Министр Юстиции граф Панин, считаю себя не чуждым. Мая 11 с. г.». Александр Васильевич несколько раз перечитал записку, убрал ее в карман и, подыгрывая таинственности, которую напускал на себя молодой чиновник, поманил его пальцем, подмигнул ему с заговорщицким видом, жестом принудил его нагнуться, и когда тот подставил ему покрасневшее от волнения ухо, проговорил так громко, что было слышно в соседних ложах:
— Передайте графу, что я буду завтра! Чиновник быстро выскочил из ложи, споткнувшись на ступеньках.
Попугаи в кабинете Панина настороженно притихли и, поворачивая хохлатые головки, внимательно рассматривали гостя. А гость тем временем рассматривал их сановного хозяина: «Он очень высок ростом, сутуловат, дурно сложен. Лицо холодное, умное — глаза серые, круглые — нижняя губа несколько выдавшаяся вперед. Голос медленный и беззвучный. Вообще натура холодная, несколько английская, но не без доброты. Движений сердца нет, но служитель правды, как ее сам поймет».
Правду граф Панин понимал своеобразно. Он не верил в наивную глупость, что правда может восторжествовать сама собой, и потому в своем ведомстве давал взятки чиновникам по собственным своим делам, полагая, что теплое обворожительное сияние казначейских билетов нисколько не затмит правду, а только украсит ее радужным нимбом и сделает просто правду святой правдой.
— Господин… э… господин… Не знаю даже, как мне теперь называть вас.

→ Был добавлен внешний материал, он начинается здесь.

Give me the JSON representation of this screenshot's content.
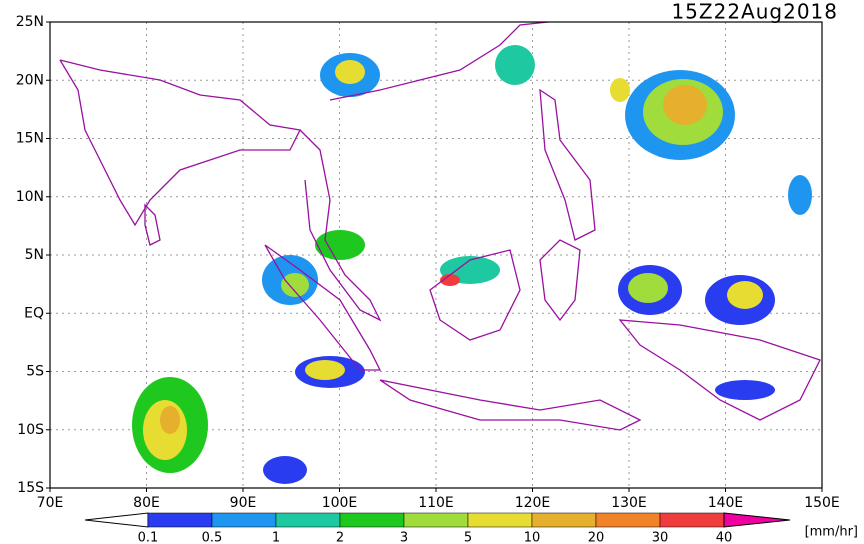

Господин сочинитель, что ли?.. Ну, словом, Александр Васильевич, милостивый государь. Я очень рад, что вы вняли моей просьбе и явились ко мне, так сказать, в блеске всей вашей славы. М-да.. Но только зачем же вы так неаккуратно подшутили над моим курьером?

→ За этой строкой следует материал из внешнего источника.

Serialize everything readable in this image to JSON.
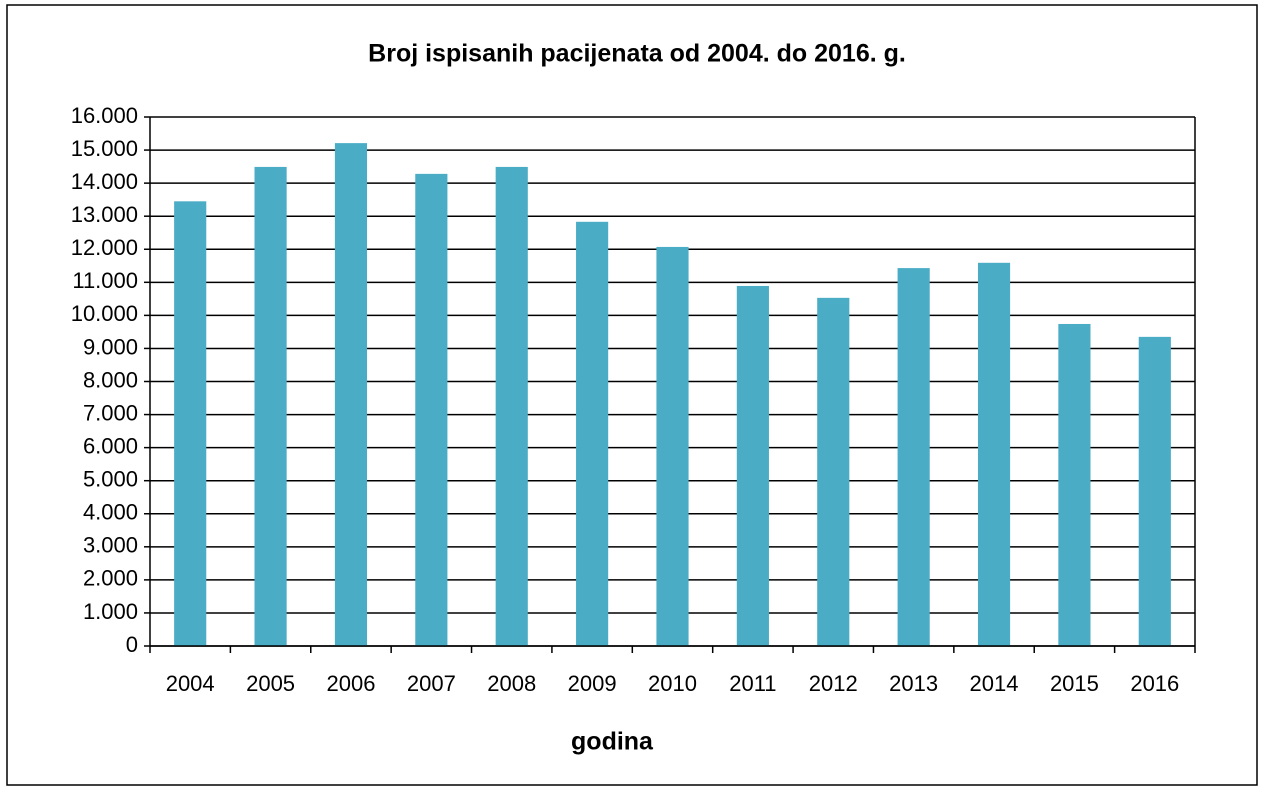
{
  "chart_data": {
    "type": "bar",
    "title": "Broj ispisanih pacijenata od 2004. do 2016. g.",
    "x_label": "godina",
    "categories": [
      "2004",
      "2005",
      "2006",
      "2007",
      "2008",
      "2009",
      "2010",
      "2011",
      "2012",
      "2013",
      "2014",
      "2015",
      "2016"
    ],
    "values": [
      13450,
      14490,
      15210,
      14280,
      14490,
      12830,
      12070,
      10890,
      10530,
      11430,
      11590,
      9740,
      9350
    ],
    "color": "#4bacc6",
    "ylim": [
      0,
      16000
    ],
    "yticks": [
      0,
      {
        "value": 1000,
        "label": "1.000"
      },
      {
        "value": 2000,
        "label": "2.000"
      },
      {
        "value": 3000,
        "label": "3.000"
      },
      {
        "value": 4000,
        "label": "4.000"
      },
      {
        "value": 5000,
        "label": "5.000"
      },
      {
        "value": 6000,
        "label": "6.000"
      },
      {
        "value": 7000,
        "label": "7.000"
      },
      {
        "value": 8000,
        "label": "8.000"
      },
      {
        "value": 9000,
        "label": "9.000"
      },
      {
        "value": 10000,
        "label": "10.000"
      },
      {
        "value": 11000,
        "label": "11.000"
      },
      {
        "value": 12000,
        "label": "12.000"
      },
      {
        "value": 13000,
        "label": "13.000"
      },
      {
        "value": 14000,
        "label": "14.000"
      },
      {
        "value": 15000,
        "label": "15.000"
      },
      {
        "value": 16000,
        "label": "16.000"
      }
    ],
    "grid": true
  }
}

— Виноват, граф, это театр… заражает игрой…
— Ладно, ладно… Театр! Бог с ним совсем. Поговорим о вашем деле… Дело об убийстве московской купчихи Луизы Ивановны Симон-Деманш — так, кажется, оно называется?
— Вам виднее, ваше высокопревосходительство.
— Виднее… виднее… Мне видно вот что. У вас есть сильные покровители. И… я рад за вас. Великая княгиня Мария Николаевна… — Панин сделал паузу и быстро взглянул на Александра Васильевича, — …изволила проявить большое участие к вам. Я имел честь беседовать с ней, и она склоняется к тому, чтобы вы были освобождены от суда.
Посетитель молчал. Панин смотрел на него выжидающе.
— Но это еще не всё, — продолжил он мягко и вкрадчиво, как будто уговаривал Александра Васильевича продать рысака по сходной цене. — Сама императрица прислала мне письмо с приказанием, чтобы дело было закончено, и оно будет закончено, и чтоб я принял во внимание подробности этого дела, и они будут приняты во внимание. Она пишет мне, что и государь желает благополучного для вас окончания дела. Что вы на это скажете?
— Я, право, не знаю, господин министр, для меня это неожиданное и счастливое благодеяние… но ваши убеждения…
— Что убеждения?.. Да, у меня есть свои убеждения. Сильные убеждения. Напрасно иногда думают противное. Но по долгу верноподданнической присяги я считаю себя обязанным прежде всего узнать взгляд государя императора. И если я узнаю, что государь смотрит на дело иначе, чем я, — я долгом считаю отступить от своих убеждений и действовать даже наперекор им. С тою и даже большей энергией, как если бы я руководствовался моими собственными убеждениями. Вам ясно теперь?
— Ясно, ваше высокопревосходительство.
* * *
Через две недели после этого разговора, 26 мая 1856 года, когда Александр Васильевич был уже в Москве, ему доставили на дом копию «Предложения» министра по делу об убийстве Деманш. «Г. Министр Юстиции, — гласил документ, — полагает: Титулярного Советника Александра Васильевича Сухово-Кобылина, а равно и дворовых людей Ефима Егорова, Галактиона Козмина, Пелагею Алексееву и Аграфену Кашкину от всякой ответственности по делу об убийстве Московской купчихи Луизы Ивановны Симон-Деманш оставить свободными».
Бумага эта не вызвала у Александра Васильевича радости:
«Оказывается, что и преступники равным образом оправдываются. Вот и решение!.. Весь день я им был поражен».
«Предложение» министра, однако же, не было принято всеми сенаторами, и дело ввиду их разногласия поступило — уже в который раз — в Общее собрание московских и петербургских департаментов Правительствующего сената, где рассматривалось всё лето и осень 1856 года, после чего еще ровно год кочевало по различным инстанциям, пока, наконец, Панин, убеждения которого имели особое свойство — удваивать его энергию в процессе своих метаморфоз, — не пустил в ход всю полноту своей власти.